For the first 26 years of his practice, Mike worked at mid-sized law firms including 12 years at the 50+ attorney Pedersen & Houpt firm and 12 years at the 100+ attorney Ungaretti & Harris firm (now Nixon Peabody), both of which are located in Chicago. Mike now has more than 30 years of experience acting as general counsel and transaction counsel to clients ranging from middle-market and large companies to entrepreneurs, start-ups, and high-growth businesses in diverse fields including manufacturing and distribution, advertising and marketing, enterprise software distribution, logistics, mobile computing technology, and gaming.  Mike’s experience, coupled with his training as a certified public accountant, make him uniquely qualified to partner with business leaders and to provide balanced, practical strategic advice. Mike’s clients value his ability to lead a team to develop pragmatic, creative solutions to complex legal problems. As part of his practice, Mike regularly:

  • Provides legal counsel regarding the formation, structure and capitalization of new business ventures.
  • Acts as lead counsel representing buyers and sellers in connection with structuring, negotiating, financing and documenting business mergers, acquisitions, and dispositions as well as real property acquisitions and dispositions.
  • Provides corporate counsel in a variety of contract matters including real property leases, executive employment agreements, executive separation agreements, distribution agreements, vendor agreements, and licensing agreements.
  • Acts as lead legal counsel in connection with restructurings of financially troubled companies.

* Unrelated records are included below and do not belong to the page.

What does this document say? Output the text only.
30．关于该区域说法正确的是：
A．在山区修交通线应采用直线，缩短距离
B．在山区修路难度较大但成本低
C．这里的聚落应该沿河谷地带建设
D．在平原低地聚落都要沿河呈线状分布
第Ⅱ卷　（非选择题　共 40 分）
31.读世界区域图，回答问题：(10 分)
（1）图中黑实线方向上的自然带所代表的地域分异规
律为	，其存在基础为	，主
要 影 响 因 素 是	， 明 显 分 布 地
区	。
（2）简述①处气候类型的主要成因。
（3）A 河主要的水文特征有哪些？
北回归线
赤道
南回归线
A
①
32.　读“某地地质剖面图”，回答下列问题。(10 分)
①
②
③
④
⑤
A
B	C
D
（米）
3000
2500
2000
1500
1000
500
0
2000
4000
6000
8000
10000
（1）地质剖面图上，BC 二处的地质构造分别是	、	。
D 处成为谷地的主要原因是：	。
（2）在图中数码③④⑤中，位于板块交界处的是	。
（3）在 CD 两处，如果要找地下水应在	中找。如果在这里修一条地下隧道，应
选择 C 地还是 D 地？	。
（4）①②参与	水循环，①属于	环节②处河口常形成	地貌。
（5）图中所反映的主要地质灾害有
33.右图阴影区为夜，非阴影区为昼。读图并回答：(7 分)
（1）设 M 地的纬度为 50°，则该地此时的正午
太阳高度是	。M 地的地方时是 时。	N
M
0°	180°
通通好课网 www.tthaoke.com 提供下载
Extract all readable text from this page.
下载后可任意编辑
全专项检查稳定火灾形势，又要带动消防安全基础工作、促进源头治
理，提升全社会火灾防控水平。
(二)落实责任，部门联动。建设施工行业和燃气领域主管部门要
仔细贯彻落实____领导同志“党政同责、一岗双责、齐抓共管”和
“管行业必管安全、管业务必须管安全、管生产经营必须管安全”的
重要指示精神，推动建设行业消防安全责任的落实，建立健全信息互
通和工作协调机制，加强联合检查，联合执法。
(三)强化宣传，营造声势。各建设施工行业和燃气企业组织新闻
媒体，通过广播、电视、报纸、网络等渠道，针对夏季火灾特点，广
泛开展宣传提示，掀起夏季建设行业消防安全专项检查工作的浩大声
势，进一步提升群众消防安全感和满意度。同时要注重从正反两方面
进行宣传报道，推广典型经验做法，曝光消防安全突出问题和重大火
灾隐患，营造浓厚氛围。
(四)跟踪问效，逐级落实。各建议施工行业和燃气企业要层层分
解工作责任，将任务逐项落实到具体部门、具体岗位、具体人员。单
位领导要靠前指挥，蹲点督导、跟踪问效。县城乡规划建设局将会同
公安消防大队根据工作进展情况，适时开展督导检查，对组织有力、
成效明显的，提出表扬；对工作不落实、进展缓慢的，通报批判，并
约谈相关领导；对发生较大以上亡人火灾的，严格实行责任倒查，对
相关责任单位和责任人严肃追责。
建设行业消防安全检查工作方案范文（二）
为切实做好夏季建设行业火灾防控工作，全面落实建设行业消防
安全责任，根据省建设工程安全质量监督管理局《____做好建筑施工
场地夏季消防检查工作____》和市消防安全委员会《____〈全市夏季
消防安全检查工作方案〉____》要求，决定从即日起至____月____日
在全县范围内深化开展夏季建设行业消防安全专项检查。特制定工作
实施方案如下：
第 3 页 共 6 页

  • Advises boards of directors with respect to corporate governance and fiduciary duty matters.
  • Provides counsel to lenders and borrowers in connection with structuring, negotiating and documenting significant secured business loans for acquisition and working capital purposes. 


  • Represented the acquirer in connection with the capitalization and simultaneous acquisition of three litigation support and legal staffing businesses, and the $45 million debt facility that was obtained in connection with the acquisitions.
  • Represented a lending group in connection with its restructuring of a publicly-traded secured mobility computing company, involving the partial strict foreclosure on all of the assets of the company and the creation of a new operating company.
  • Represented a company in connection with its restructuring of existing debt involving the conversion of outstanding debt to equity and subordinated debt, substantial dilution of existing equity holders, acquisition of new equity capital, and acquisition of a new senior debt facility.
  • Represented the acquirer in connection with the $9.5 million acquisition of three industrial properties located in two different states and the debt facility that was obtained to finance the acquisitions.
  • Represented the sellers of all of the equity of a perioperative and anesthesia consulting services firm to a large, publicly-traded healthcare services company.
  • Represented the seller in connection with the sale of a financially-troubled national moving and storage company, including negotiations with the senior lender who was not being paid-off in full, negotiations with the subordinated debt holder, and preparation of a shareholder proxy statement.
  • Represented the acquirer in connection with the purchase of two juice manufacturing and bottling companies and an acquisition and working capital line of credit.
  • Represented a digital marketing company in connection with an add-on acquisition, restructuring of its mezzanine debt, acquisition of a secured senior debt facility and recapitalization.
  • Represented the acquirer in connection with the purchase of an aluminum casting company and related acquisition and working capital secured debt facility.
  • Represented a group that acquired a controlling interest in a small publicly-traded developer of mobility computing appliance solutions through an investment in preferred stock and convertible notes.
  • Represented a private equity-backed enterprise software distributor in connection with three separate add-on acquisitions and the sale of an operating division.
  • Represented the lead lender in connection with a $70 million syndicated secured credit facility to a national provider of correctional healthcare solutions.
  • Represented the lender in connection with a $35 million secured credit facility to a supplier of infusion services.
  • Represented a Canadian lender in connection with a $30 million credit facility to a Canadian wire manufacturer with U.S. operating subsidiaries.